C3: High-performance and low-complexity neural compression from a single image or video
This addresses the need for low-complexity neural compression for practical applications, though it builds incrementally on prior work like COOL-CHIC.
The paper tackles the problem of high decoding complexity in neural compression by introducing C3, a method that overfits small models to individual images or videos, achieving rate-distortion performance comparable to state-of-the-art codecs like VTM and Video Compression Transformer with decoding complexities under 3k and 5k MACs/pixel, respectively.

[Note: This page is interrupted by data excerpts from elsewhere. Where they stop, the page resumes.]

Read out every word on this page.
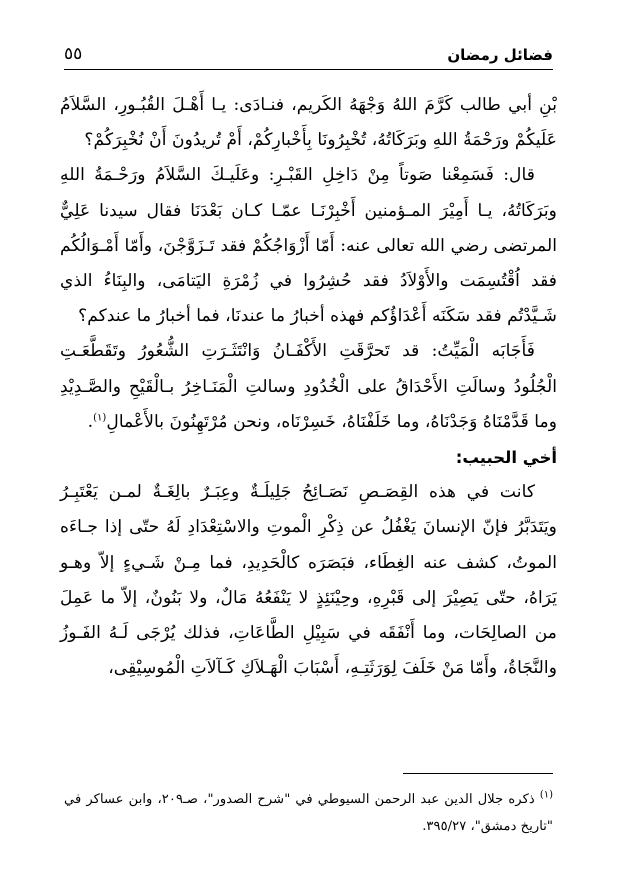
فضائل رمضان
٥٥

بْنِ أبي طالب كَرَّمَ اللهُ وَجْهَهُ الكَريم، فنـادَى: يـا أَهْـلَ القُبُـورِ، السَّلاَمُ عَلَيكُمْ ورَحْمَةُ اللهِ وبَرَكَاتُهُ، تُخْبِرُونَا بِأَخْبارِكُمْ، أَمْ تُريدُونَ أَنْ نُخْبِرَكُمْ؟

قال: فَسَمِعْنا صَوتاً مِنْ دَاخِلِ القَبْـرِ: وعَلَيـكَ السَّلاَمُ ورَحْـمَةُ اللهِ وبَرَكَاتُهُ، يـا أَمِيْرَ المـؤمنين أَخْبِرْنَـا عمّـا كـان بَعْدَنَا فقال سيدنا عَلِيٌّ المرتضى رضي الله تعالى عنه: أَمّا أَزْوَاجُكُمْ فقد تَـزَوَّجْنَ، وأَمّا أَمْـوَالُكُم فقد اُقْتُسِمَت والأَوْلاَدُ فقد حُشِرُوا في زُمْرَةِ اليَتامَى، والبِنَاءُ الذي شَـيَّدْتُم فقد سَكَنَه أَعْدَاؤُكم فهذه أخبارُ ما عندنَا، فما أخبارُ ما عندكم؟

فَأَجَابَه الْمَيِّتُ: قد تَحرَّقَتِ الأَكْفَـانُ وَانْتَثَـرَتِ الشُّعُورُ وتَقَطَّعَـتِ الْجُلُودُ وسالَتِ الأَحْدَاقُ على الْخُدُودِ وسالتِ الْمَنَـاخِرُ بـالْقَيْحِ والصَّـدِيْدِ وما قَدَّمْنَاهُ وَجَدْنَاهُ، وما خَلَفْنَاهُ، خَسِرْنَاه، ونحن مُرْتَهِنُونَ بالأَعْمالِ$^{(١)}$.

أخي الحبيب:

كانت في هذه القِصَـصِ نَصَـائِحُ جَلِيلَـةٌ وعِبَـرٌ بالِغَـةٌ لمـن يَعْتَبِـرُ ويَتَدَبَّرُ فإنّ الإنسانَ يَغْفُلُ عن ذِكْرِ الْموتِ والاسْتِعْدَادِ لَهُ حتّى إذا جـاءَه الموتُ، كشف عنه الغِطَاء، فبَصَرَه كالْحَدِيدِ، فما مِـنْ شَـيءٍ إلاّ وهـو يَرَاهُ، حتّى يَصِيْرَ إلى قَبْرِهِ، وحِيْنَئِذٍ لا يَنْفَعُهُ مَالٌ، ولا بَنُونٌ، إلاّ ما عَمِلَ من الصالِحَات، وما أَنْفَقَه في سَبِيْلِ الطَّاعَاتِ، فذلك يُرْجَى لَـهُ الفَـوزُ والنَّجَاةُ، وأَمّا مَنْ خَلَفَ لِوَرَثَتِـهِ، أَسْبَابَ الْهَـلاَكِ كَـآلاَتِ الْمُوسِيْقِى،

$^{(١)}$ ذكره جلال الدين عبد الرحمن السيوطي في "شرح الصدور"، صـ٢٠٩، وابن عساكر في "تاريخ دمشق"، ٣٩٥/٢٧.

Most neural compression models are trained on large datasets of images or videos in order to generalize to unseen data. Such generalization typically requires large and expressive architectures with a high decoding complexity. Here we introduce C3, a neural compression method with strong rate-distortion (RD) performance that instead overfits a small model to each image or video separately. The resulting decoding complexity of C3 can be an order of magnitude lower than neural baselines with similar RD performance. C3 builds on COOL-CHIC (Ladune et al.) and makes several simple and effective improvements for images. We further develop new methodology to apply C3 to videos. On the CLIC2020 image benchmark, we match the RD performance of VTM, the reference implementation of the H.266 codec, with less than 3k MACs/pixel for decoding. On the UVG video benchmark, we match the RD performance of the Video Compression Transformer (Mentzer et al.), a well-established neural video codec, with less than 5k MACs/pixel for decoding.